Women judged themselves more harshly in part because they used a higher standard than men.

  • When participants were told that women performed less well than men on the task, women set the bar for high ability at a score of 88.9%, while men used a benchmark of 79.3%.
  • When participants were told that women and men performed equally on the task, women and men judged themselves by similar standards for high ability (82.4% for women and 83.1% for men)

The more harshly women or men judged their own performance, the less interest they expressed in a course, seminar, graduate program, or high-paying job that would require the same skills as the task.

  • When participants were told that women performed less well than men on the task, women expressed less career aspirations for opportunities that required competence on the task (score of 5.90 vs. 6.75 on a 12-point scale).
  • When participants were told that women and men performed equally on the task, women expressed more career aspirations for opportunities that required competence on the task (score 7.65 vs. 6.70 on a 12-point scale).
  • These effects are explained entirely by their self-assessments of competence in each scenario.

These findings support the author’s model, in which cultural beliefs about gender and relative performance produce a gap in self-assessments, personal standards, and career preferences—unless gender is explicitly portrayed as irrelevant. Since women judged themselves by a harsher standard only when exposed to negative gender stereotypes, the implication of the study is that cultural stereotypes around women’s competence, abilities and career aspirations need to change.

Methodology

80 first-year undergraduate students completed two rounds of the “contrast sensitivity” task, a research tool to measure a fictitious ability. Participants were told the task was developed by a national testing organization, and of interest to graduate schools and Fortune 500 companies. Participants were randomized by gender to a pre-task message about gender and “contrast sensitivity”: either that men perform better than women on the test, or that men and women perform equally.

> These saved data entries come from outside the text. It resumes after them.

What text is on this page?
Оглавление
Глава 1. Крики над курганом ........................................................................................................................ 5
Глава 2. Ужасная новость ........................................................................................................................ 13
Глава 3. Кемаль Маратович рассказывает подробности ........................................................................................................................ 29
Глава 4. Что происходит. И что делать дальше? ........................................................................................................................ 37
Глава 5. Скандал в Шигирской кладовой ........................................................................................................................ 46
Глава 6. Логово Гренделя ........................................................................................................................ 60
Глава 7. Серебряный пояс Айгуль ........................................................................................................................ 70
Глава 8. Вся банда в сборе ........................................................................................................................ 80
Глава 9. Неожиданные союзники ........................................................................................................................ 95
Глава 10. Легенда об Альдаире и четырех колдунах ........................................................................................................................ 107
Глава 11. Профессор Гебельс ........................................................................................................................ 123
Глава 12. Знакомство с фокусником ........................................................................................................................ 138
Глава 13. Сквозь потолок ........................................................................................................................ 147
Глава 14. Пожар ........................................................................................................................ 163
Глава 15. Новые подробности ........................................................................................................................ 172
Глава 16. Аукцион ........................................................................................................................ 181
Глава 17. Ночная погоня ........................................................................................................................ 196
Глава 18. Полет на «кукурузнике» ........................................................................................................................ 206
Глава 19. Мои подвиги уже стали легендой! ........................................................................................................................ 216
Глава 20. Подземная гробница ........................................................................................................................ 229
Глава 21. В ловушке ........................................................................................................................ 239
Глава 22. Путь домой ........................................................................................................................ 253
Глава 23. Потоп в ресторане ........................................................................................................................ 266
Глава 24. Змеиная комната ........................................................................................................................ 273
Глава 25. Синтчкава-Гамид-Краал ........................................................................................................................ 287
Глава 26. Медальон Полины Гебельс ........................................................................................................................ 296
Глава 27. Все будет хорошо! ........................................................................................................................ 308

The task was designed so that it was impossible to perform correctly. All participants received identical mid-range scores for “contrast sensitivity.” After each round, participants assessed their own performance (5 items), rated their own “contrast sensitivity” ability (1 item), and reported the score they would consider a benchmark for high ability. After two rounds, participants assessed their overall performance (1 item) and rated their interest in pursuing a course, seminar, graduate program, or high-paying job requiring high “contrast sensitivity” ability (4 items).